CDC: “If they meet criteria for testing, people experiencing homelessness will access COVID-19 testing through a healthcare provider. Local public health and healthcare facilities need to determine the best location for this testing in coordination with homeless healthcare clinics and street medicine clinics.”
CDC: “Many of the recommendations to prevent COVID-19 may be difficult for a person experiencing homelessness to do. Although it may not be possible to avoid certain crowded locations (such as shelters), people who are homeless should try to avoid other crowded public settings and public transportation. If possible, they should use take-away options for food. As is true for everyone, they should maintain a distance of about 6 feet (two arms’ length) from other people. They also should wash their hands with soap and water for at least 20 seconds as often as possible, and cover their coughs and sneezes.”
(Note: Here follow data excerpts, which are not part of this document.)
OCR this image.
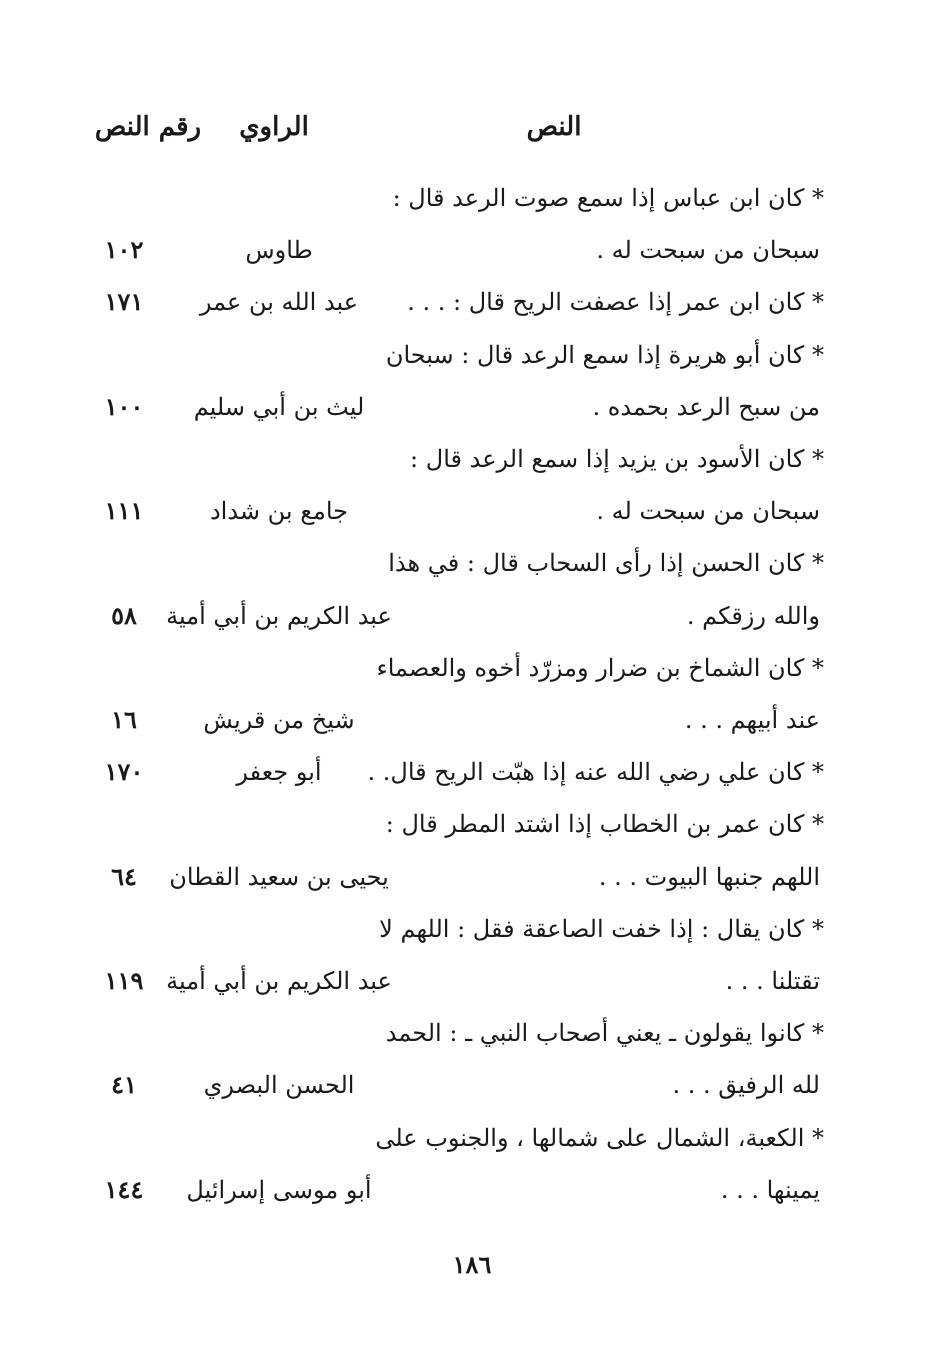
النص
الراوي
رقم النص
* كان ابن عباس إذا سمع صوت الرعد قال :
سبحان من سبحت له .
طاوس
١٠٢
* كان ابن عمر إذا عصفت الريح قال : . . .
عبد الله بن عمر
١٧١
* كان أبو هريرة إذا سمع الرعد قال : سبحان
من سبح الرعد بحمده .
ليث بن أبي سليم
١٠٠
* كان الأسود بن يزيد إذا سمع الرعد قال :
سبحان من سبحت له .
جامع بن شداد
١١١
* كان الحسن إذا رأى السحاب قال : في هذا
والله رزقكم .
عبد الكريم بن أبي أمية
٥٨
* كان الشماخ بن ضرار ومزرّد أخوه والعصماء
عند أبيهم . . .
شيخ من قريش
١٦
* كان علي رضي الله عنه إذا هبّت الريح قال. .
أبو جعفر
١٧٠
* كان عمر بن الخطاب إذا اشتد المطر قال :
اللهم جنبها البيوت . . .
يحيى بن سعيد القطان
٦٤
* كان يقال : إذا خفت الصاعقة فقل : اللهم لا
تقتلنا . . .
عبد الكريم بن أبي أمية
١١٩
* كانوا يقولون ـ يعني أصحاب النبي ـ : الحمد
لله الرفيق . . .
الحسن البصري
٤١
* الكعبة، الشمال على شمالها ، والجنوب على
يمينها . . .
أبو موسى إسرائيل
١٤٤
١٨٦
CDC: “Any person experiencing homelessness with symptoms consistent with COVID-19 (fever, cough, or shortness of breath) should alert their service providers (such as case managers, shelter staff, and other care providers). These staff will help the individual understand how to isolate themselves and identify options for medical care as needed.”
CDC: “People who are homeless are at risk of COVID-19. Homeless services are often provided in congregate settings, which could facilitate the spread of infection. Because many people who are homeless are older adults or have underlying medical conditions, they may also be at higher risk for severe disease than the general population. Health departments and healthcare facilities should be aware that people who are homeless are a particularly vulnerable group. If possible, identifying non-congregate settings where those at highest risk can stay may help protect them from COVID-19.”
House Financial Services Committee: “The bill provides $4 billion for Emergency Solutions Grants, which is an existing federal homeless assistance grant program. ESG funds can be used for emergency shelter, homelessness prevention, including short- or medium-term rental assistance for people who are homeless or at risk of homelessness, and supportive services. In addition, under the bill the program has been slightly modified to meet the needs of the current situation, and can be used for temporary emergency shelters, without the need for habitability and environmental review, as well as to train staff on disease prevention and mitigation, and for hazard pay. An amount has also been set aside for technical assistance for health care services.”